Telluride/Vail's $118 estimate seems like a rough benchmark (and you said it's in line with the deals you've heard of), so think about what that means for each Ikon pass.
- Someone in the Colorado Front Range bought an Ikon Base pass for $600. This season they ski maybe 5 days at Eldora, 10 days at Winter Park, 10 days at Copper, and three days on a little road trip to Jackson Hole. I really doubt they're paying Powdr $118 per day, but if they were that's $1,770. Jackson's a lot more comparable market to Telluride, and if they managed to negotiate $118 per day, then Alterra's paying them $354. Of course not every front range skier is going to follow that exact breakdown, but if the average is in that ballpark, then each Ikon Base sold on the front range might be reported right now as $600 of revenue, but -$1,500 might be more accurate.
- Someone in Utah bought a full Ikon pass for $800. They used all 7 days at Alta/Snowbird, 3 days at Brighton, and also did a full ski week at Aspen, in addition to skiing Deer Valley and Solitude. Alta and Snowbird are both very protective of their own sales (and their season pass prices have declined as it is); and I think it likely that the delay announcing Solitude's inclusion after the acquisition was due to renegotiation... so I think it's very reasonable to think that Alta/Snowbird are getting something in the ballpark of $118 per day. That's more than $800 right there. Let's just guess and say Brighton's getting $75/day. Aspen's a harder one to guess. It's got the cachet to demand top dollar, but with the Crown company's ownership interests this may well have not been an arms-length deal. If they're getting just $50 per day, then this particular Ikon pass is costing Alterra $601 ($800 selling price - $1,401 to partners).

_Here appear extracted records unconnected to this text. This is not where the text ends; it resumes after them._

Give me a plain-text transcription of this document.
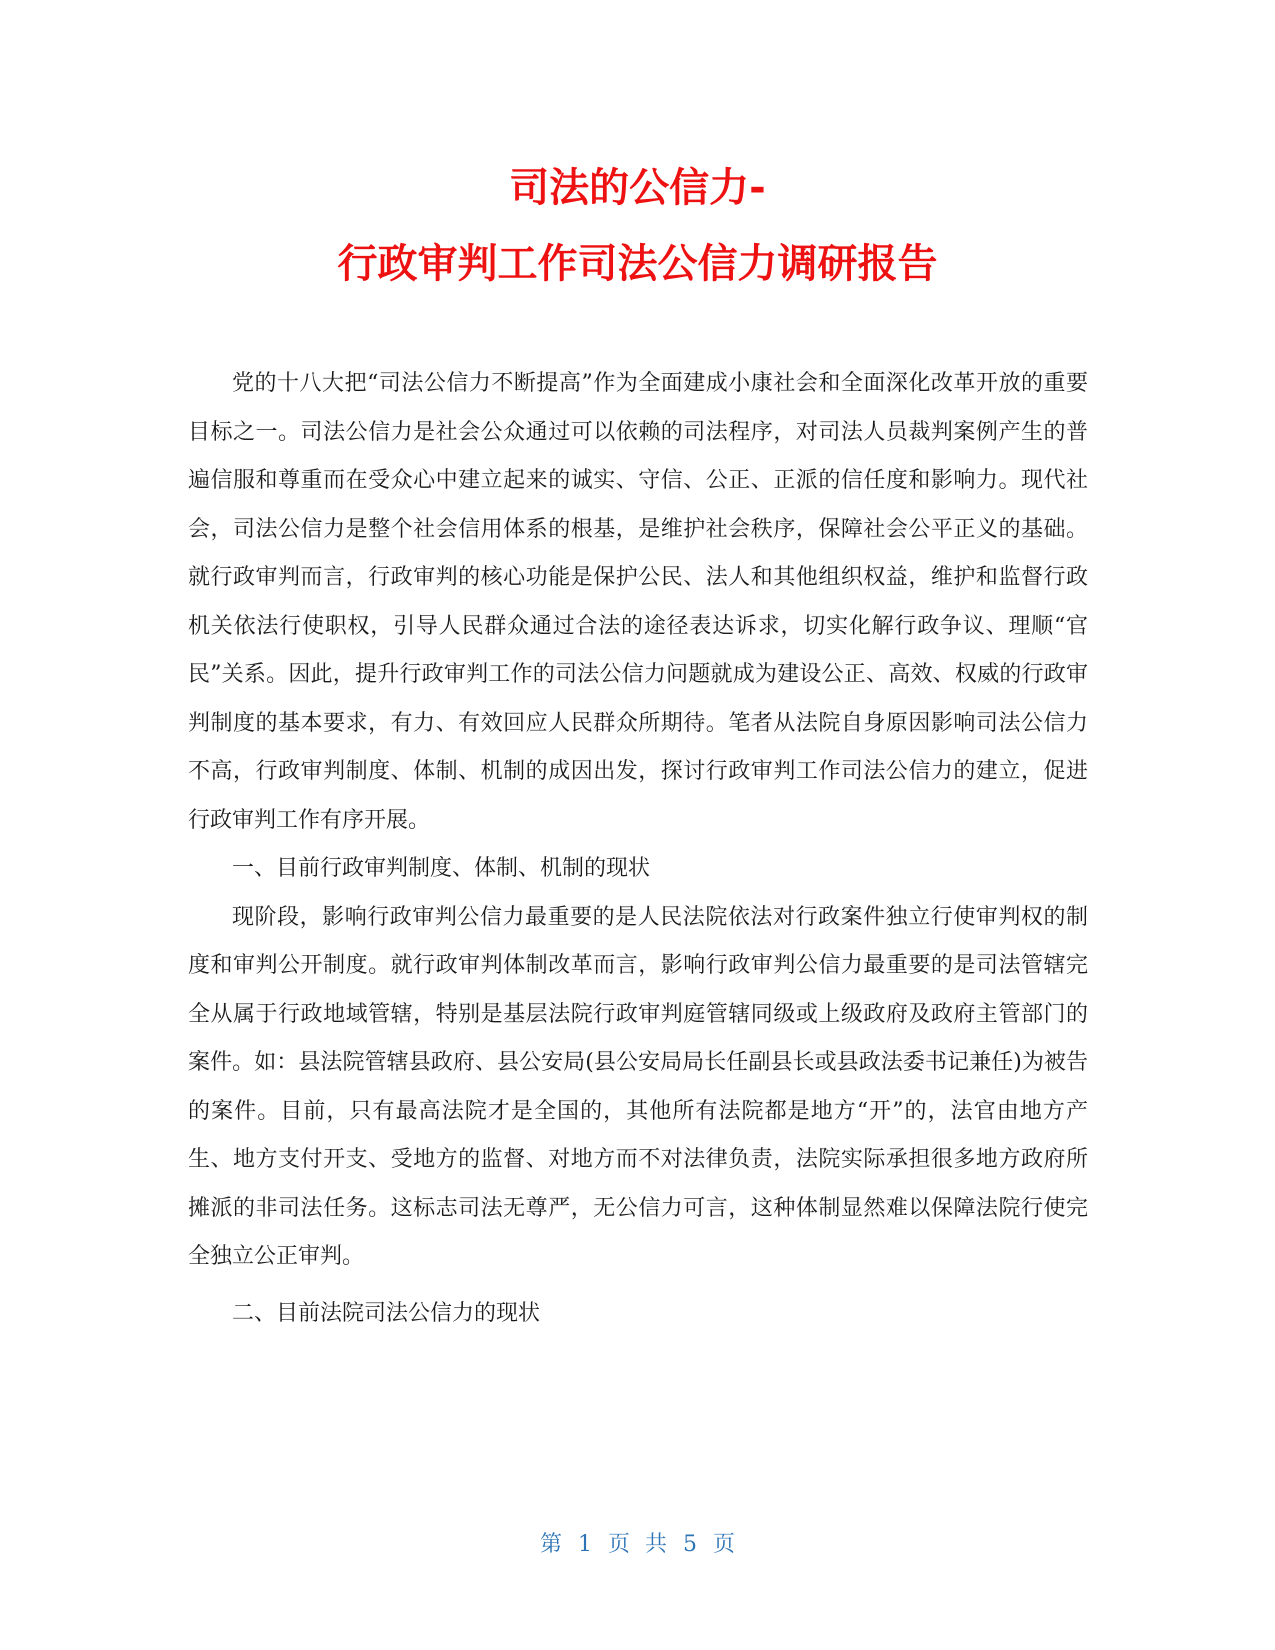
司法的公信力-
行政审判工作司法公信力调研报告

党的十八大把“司法公信力不断提高”作为全面建成小康社会和全面深化改革开放的重要目标之一。司法公信力是社会公众通过可以依赖的司法程序，对司法人员裁判案例产生的普遍信服和尊重而在受众心中建立起来的诚实、守信、公正、正派的信任度和影响力。现代社会，司法公信力是整个社会信用体系的根基，是维护社会秩序，保障社会公平正义的基础。就行政审判而言，行政审判的核心功能是保护公民、法人和其他组织权益，维护和监督行政机关依法行使职权，引导人民群众通过合法的途径表达诉求，切实化解行政争议、理顺“官民”关系。因此，提升行政审判工作的司法公信力问题就成为建设公正、高效、权威的行政审判制度的基本要求，有力、有效回应人民群众所期待。笔者从法院自身原因影响司法公信力不高，行政审判制度、体制、机制的成因出发，探讨行政审判工作司法公信力的建立，促进行政审判工作有序开展。

一、目前行政审判制度、体制、机制的现状

现阶段，影响行政审判公信力最重要的是人民法院依法对行政案件独立行使审判权的制度和审判公开制度。就行政审判体制改革而言，影响行政审判公信力最重要的是司法管辖完全从属于行政地域管辖，特别是基层法院行政审判庭管辖同级或上级政府及政府主管部门的案件。如：县法院管辖县政府、县公安局(县公安局局长任副县长或县政法委书记兼任)为被告的案件。目前，只有最高法院才是全国的，其他所有法院都是地方“开”的，法官由地方产生、地方支付开支、受地方的监督、对地方而不对法律负责，法院实际承担很多地方政府所摊派的非司法任务。这标志司法无尊严，无公信力可言，这种体制显然难以保障法院行使完全独立公正审判。

二、目前法院司法公信力的现状

第 1 页 共 5 页
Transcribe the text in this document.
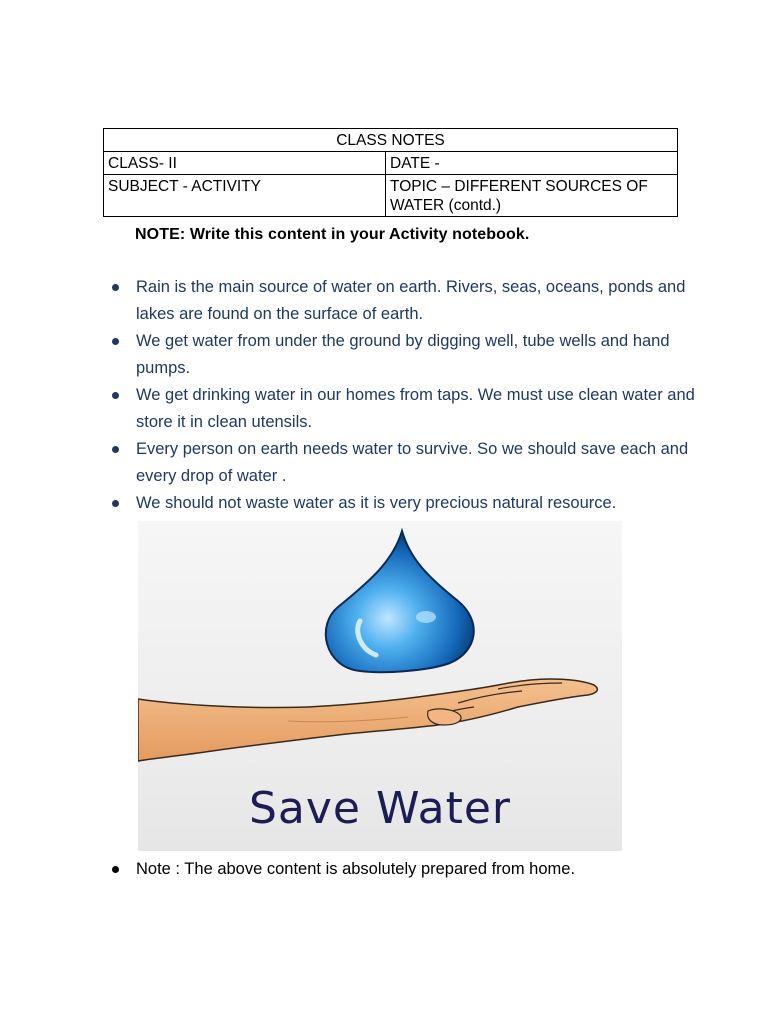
CLASS NOTES	
CLASS- II	DATE -
SUBJECT - ACTIVITY	TOPIC – DIFFERENT SOURCES OF WATER (contd.)
NOTE: Write this content in your Activity notebook.
Rain is the main source of water on earth. Rivers, seas, oceans, ponds and lakes are found on the surface of earth.
We get water from under the ground by digging well, tube wells and hand pumps.
We get drinking water in our homes from taps. We must use clean water and store it in clean utensils.
Every person on earth needs water to survive. So we should save each and every drop of water .
We should not waste water as it is very precious natural resource.
Save Water
Note : The above content is absolutely prepared from home.
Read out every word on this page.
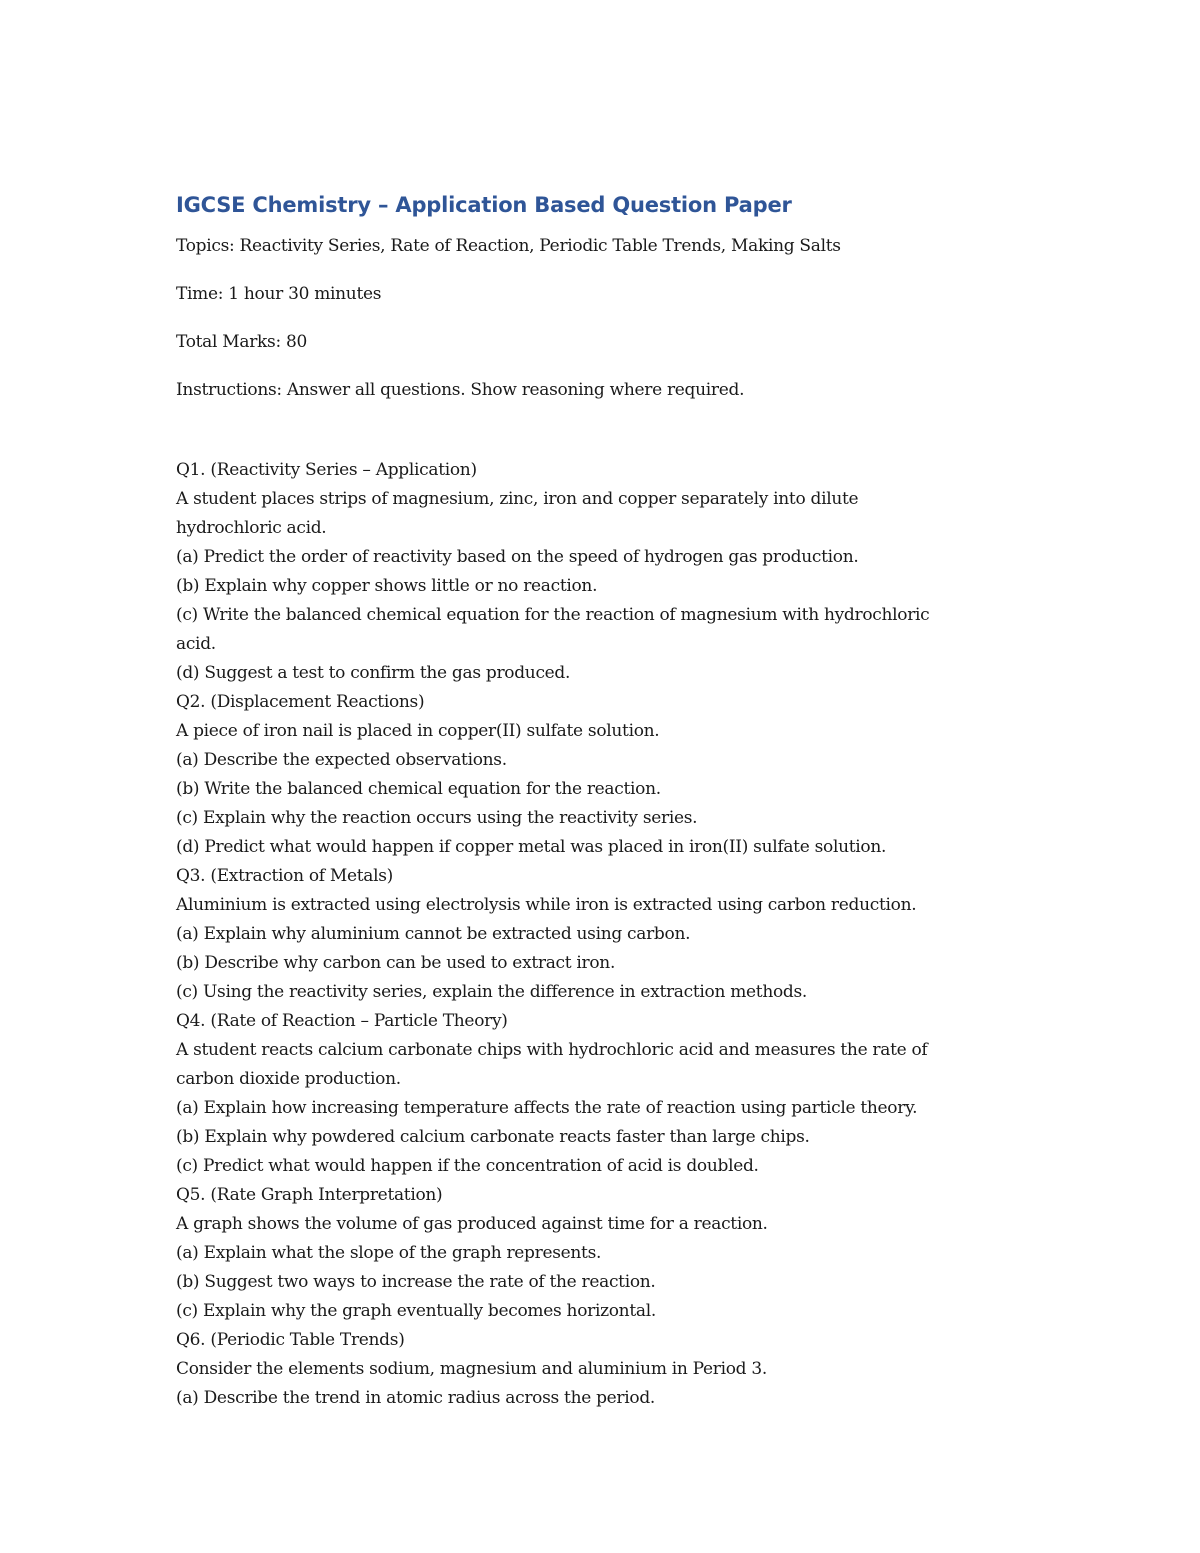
IGCSE Chemistry – Application Based Question Paper

Topics: Reactivity Series, Rate of Reaction, Periodic Table Trends, Making Salts

Time: 1 hour 30 minutes

Total Marks: 80

Instructions: Answer all questions. Show reasoning where required.

Q1. (Reactivity Series – Application)
A student places strips of magnesium, zinc, iron and copper separately into dilute
hydrochloric acid.
(a) Predict the order of reactivity based on the speed of hydrogen gas production.
(b) Explain why copper shows little or no reaction.
(c) Write the balanced chemical equation for the reaction of magnesium with hydrochloric
acid.
(d) Suggest a test to confirm the gas produced.
Q2. (Displacement Reactions)
A piece of iron nail is placed in copper(II) sulfate solution.
(a) Describe the expected observations.
(b) Write the balanced chemical equation for the reaction.
(c) Explain why the reaction occurs using the reactivity series.
(d) Predict what would happen if copper metal was placed in iron(II) sulfate solution.
Q3. (Extraction of Metals)
Aluminium is extracted using electrolysis while iron is extracted using carbon reduction.
(a) Explain why aluminium cannot be extracted using carbon.
(b) Describe why carbon can be used to extract iron.
(c) Using the reactivity series, explain the difference in extraction methods.
Q4. (Rate of Reaction – Particle Theory)
A student reacts calcium carbonate chips with hydrochloric acid and measures the rate of
carbon dioxide production.
(a) Explain how increasing temperature affects the rate of reaction using particle theory.
(b) Explain why powdered calcium carbonate reacts faster than large chips.
(c) Predict what would happen if the concentration of acid is doubled.
Q5. (Rate Graph Interpretation)
A graph shows the volume of gas produced against time for a reaction.
(a) Explain what the slope of the graph represents.
(b) Suggest two ways to increase the rate of the reaction.
(c) Explain why the graph eventually becomes horizontal.
Q6. (Periodic Table Trends)
Consider the elements sodium, magnesium and aluminium in Period 3.
(a) Describe the trend in atomic radius across the period.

- A diehard retiree skier back east might hit Stratton most frequently. But he/she decides to take full advantage of this pass, with 3 days each at Sugarbush, Sunday River, Killington, Tremblant, Mammoth, Squalpine, Alta, Snowbird, Steamboat, Revelstoke, and Taos. That's a lot of Alterra skiing. But it's also 21 days at other areas. If that's 21 x $118, then Alterra's on the hook for $2,478.
- And of course, there are skiers and riders out there who will buy the pass and never use it, or only use it at Alterra-owned areas. In which case there's no per-day cost.
Now of course, some of these Alterra partnerships are likely structured differently than the Telluride/Vail agreement. But I suspect when everything's tallied up that Alterra will be paying more to its partners than it made in Ikon revenue. Even if they manage to break even or turn a bit of a profit on Ikon, I suspect there's still at least a $20 million hole in their bottom line compared to prior operators' season pass revenue (Cali4nia + Intrawest's share of RMSP + various other areas' season pass sales). If they end up averaging -$200 each on 100k Ikon products, then that's
another $20 million gone.
Ikon passholders' ancillary spend helps a lot, of course. But some portion of those visits would have otherwise still occurred, just with day tickets added in. I realize that this is relative chump change for Alterra in the current bubble, but $20 million here, $20 million there... sooner or later you're talking real money. And so far I'm not seeing any of that long-term vision of turning their motley collection of resorts into Aspen-like cash cows.
I have no doubt that Alterra's spinning this well for potential investors. But I kind of assume that the MoviePass folks were also spinning their business well. It's not a perfect comparison, but right now Ikon is looking a lot like AMC selling cheap unlimited movie passes that can be used at Regal or Cinemark, too.